Gartner, a research and advisory giant, has estimated that 80% of the data to date is unstructured. Here is when NLP comes to the rescue. It is one of the effective and powerful tools that analyses and gathers meaningful insights. According to research by the University of Rome, the adoption of NLP techniques has resulted in 12% less spending of effort in classifying equivalent requirements.
The NLP market is envisaged to reach up to $22.3 billion by the year 2025. The chief driver that accelerates this growth is – brainstorming on and designing new and scalable solutions for real-life problems for the customers as well as the businesses.
Future Potential of NLP – word embeddings and grammatical gender
Fasttext and word2ved have got the hang of making words understandable to computer systems. Under these models, each word that is on the internet is highlighted with a multidimensional vector marking along with its meaning and connotations. This is commonly called word embedding. For example: Vectors of a kitty, cat and kitten are similar to each other but are dissimilar to that of a car, telephone or computer. With that being said, it becomes easier to make the model better.

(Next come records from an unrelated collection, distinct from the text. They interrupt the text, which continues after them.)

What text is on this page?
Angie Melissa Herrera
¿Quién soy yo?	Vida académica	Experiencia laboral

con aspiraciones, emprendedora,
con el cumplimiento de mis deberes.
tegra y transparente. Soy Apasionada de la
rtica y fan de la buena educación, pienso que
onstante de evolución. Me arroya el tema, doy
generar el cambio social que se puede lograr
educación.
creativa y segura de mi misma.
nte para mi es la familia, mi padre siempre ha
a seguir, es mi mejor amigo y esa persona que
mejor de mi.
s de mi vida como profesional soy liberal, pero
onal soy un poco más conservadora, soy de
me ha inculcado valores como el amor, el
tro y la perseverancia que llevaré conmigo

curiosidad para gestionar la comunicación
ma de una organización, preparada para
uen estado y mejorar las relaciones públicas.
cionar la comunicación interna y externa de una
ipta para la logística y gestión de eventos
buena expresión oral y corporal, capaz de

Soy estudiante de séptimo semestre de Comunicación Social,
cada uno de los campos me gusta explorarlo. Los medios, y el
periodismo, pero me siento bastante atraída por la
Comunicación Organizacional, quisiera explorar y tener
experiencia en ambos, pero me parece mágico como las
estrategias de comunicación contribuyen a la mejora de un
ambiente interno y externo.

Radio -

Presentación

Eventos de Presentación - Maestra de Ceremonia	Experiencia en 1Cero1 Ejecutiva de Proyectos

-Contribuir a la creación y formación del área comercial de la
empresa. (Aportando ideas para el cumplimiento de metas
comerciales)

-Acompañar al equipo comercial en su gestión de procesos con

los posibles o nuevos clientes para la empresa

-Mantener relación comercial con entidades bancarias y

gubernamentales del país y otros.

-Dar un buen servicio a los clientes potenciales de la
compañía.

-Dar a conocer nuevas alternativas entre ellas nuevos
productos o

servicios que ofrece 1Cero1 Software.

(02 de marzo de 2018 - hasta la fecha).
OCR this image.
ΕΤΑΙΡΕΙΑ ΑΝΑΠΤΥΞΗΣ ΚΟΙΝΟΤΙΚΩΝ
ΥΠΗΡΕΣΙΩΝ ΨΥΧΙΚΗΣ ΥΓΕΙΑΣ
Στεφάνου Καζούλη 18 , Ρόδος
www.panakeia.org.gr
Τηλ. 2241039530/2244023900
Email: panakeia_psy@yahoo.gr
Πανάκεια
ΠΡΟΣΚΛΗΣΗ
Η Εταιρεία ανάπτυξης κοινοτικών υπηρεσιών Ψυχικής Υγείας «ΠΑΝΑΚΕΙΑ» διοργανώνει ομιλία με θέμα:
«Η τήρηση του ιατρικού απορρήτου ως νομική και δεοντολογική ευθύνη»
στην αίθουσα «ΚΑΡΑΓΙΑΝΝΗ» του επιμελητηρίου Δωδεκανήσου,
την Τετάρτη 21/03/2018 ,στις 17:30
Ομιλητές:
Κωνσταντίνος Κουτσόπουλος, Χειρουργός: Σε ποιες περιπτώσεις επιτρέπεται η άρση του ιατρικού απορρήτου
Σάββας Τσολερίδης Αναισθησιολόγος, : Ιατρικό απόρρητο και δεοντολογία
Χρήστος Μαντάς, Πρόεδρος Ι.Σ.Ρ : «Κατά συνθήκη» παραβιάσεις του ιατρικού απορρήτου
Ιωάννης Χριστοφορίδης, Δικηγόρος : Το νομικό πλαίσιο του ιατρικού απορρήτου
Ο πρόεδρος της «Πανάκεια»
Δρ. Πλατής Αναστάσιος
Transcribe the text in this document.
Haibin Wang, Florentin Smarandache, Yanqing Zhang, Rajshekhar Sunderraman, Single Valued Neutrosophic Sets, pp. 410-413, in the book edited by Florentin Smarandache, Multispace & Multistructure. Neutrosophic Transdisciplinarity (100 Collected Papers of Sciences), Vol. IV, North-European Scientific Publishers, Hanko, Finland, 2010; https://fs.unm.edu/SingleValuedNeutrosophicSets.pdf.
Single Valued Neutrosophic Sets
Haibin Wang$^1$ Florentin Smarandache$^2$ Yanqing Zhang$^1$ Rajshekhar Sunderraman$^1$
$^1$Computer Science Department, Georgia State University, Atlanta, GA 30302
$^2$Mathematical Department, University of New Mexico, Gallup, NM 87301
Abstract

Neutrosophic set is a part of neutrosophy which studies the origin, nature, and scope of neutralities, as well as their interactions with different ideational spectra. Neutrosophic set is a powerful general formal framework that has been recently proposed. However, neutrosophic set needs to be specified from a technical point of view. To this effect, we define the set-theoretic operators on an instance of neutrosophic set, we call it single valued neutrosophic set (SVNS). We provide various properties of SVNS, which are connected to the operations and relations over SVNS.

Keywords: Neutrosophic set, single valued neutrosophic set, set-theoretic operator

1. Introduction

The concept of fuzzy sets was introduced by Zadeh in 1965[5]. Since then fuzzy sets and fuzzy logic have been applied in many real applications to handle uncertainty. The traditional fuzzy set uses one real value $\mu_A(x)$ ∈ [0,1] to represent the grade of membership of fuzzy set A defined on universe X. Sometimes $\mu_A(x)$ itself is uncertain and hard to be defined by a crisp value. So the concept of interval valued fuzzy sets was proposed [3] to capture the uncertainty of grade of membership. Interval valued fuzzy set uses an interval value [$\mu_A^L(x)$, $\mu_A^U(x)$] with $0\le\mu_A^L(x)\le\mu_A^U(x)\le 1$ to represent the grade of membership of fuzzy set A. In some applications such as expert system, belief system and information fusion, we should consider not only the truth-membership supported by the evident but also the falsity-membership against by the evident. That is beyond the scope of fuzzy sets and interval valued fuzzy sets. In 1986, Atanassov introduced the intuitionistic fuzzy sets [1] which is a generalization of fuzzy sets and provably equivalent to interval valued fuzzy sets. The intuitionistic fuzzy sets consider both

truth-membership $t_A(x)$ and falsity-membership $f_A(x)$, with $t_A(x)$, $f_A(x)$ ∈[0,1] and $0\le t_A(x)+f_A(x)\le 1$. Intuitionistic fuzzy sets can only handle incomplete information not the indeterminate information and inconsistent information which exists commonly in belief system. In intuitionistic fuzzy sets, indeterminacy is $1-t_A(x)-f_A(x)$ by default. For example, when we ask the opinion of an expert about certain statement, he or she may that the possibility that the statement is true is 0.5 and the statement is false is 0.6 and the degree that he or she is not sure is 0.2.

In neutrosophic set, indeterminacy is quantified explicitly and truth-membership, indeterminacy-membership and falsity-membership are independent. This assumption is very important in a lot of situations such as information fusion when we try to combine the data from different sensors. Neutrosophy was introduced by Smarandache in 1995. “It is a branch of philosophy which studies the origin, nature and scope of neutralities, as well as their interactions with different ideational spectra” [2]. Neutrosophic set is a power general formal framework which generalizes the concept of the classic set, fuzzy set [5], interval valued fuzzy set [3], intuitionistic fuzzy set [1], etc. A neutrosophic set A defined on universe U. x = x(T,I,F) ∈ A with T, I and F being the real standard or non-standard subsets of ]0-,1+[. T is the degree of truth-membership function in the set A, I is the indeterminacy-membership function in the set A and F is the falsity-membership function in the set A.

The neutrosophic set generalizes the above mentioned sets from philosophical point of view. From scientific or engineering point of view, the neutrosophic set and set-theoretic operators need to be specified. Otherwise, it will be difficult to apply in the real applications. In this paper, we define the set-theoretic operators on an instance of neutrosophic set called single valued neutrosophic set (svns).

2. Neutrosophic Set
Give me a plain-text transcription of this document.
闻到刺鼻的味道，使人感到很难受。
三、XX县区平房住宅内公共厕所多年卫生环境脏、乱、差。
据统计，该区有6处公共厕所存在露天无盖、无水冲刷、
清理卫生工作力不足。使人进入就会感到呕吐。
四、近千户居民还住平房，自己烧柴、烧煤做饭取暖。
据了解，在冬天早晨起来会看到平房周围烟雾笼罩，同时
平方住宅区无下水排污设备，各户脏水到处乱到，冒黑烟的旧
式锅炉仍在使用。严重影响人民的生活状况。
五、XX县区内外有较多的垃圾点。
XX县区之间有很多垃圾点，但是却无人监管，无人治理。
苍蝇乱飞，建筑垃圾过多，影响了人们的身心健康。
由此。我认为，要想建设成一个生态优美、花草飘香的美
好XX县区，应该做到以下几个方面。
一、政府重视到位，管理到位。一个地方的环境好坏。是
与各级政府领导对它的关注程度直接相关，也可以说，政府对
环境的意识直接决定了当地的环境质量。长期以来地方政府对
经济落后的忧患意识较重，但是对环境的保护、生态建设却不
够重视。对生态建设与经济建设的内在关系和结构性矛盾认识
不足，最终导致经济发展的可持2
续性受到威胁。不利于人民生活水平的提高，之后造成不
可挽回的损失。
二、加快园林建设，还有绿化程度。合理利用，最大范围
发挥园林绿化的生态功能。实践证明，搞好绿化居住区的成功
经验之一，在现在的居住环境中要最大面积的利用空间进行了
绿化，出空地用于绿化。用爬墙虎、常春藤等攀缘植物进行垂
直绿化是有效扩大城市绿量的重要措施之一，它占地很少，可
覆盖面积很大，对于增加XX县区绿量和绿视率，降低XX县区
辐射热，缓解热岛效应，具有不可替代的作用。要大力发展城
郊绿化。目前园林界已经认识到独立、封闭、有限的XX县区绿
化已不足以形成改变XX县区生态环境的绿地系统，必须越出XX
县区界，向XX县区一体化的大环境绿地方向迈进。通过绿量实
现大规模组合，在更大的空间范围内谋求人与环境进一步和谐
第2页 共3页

The main difference that image recognition and NLP have is that image recognition allows a model to use additional images. However, NLP already has pre-described words in its network and hence further explanation is not required.
However, it completely depends on the model and the skills of data scientists to perform relevant tasks with the given data. According to that, we can compare word embeddings to the pre-trained image recognition network’s first layers.
Due to the extremely contextualized data, it analyzes, Natural Language Processing (NLP) can sometimes face some challenges. Since language is a blend of culture, history and information, the ability to understand it is imperative.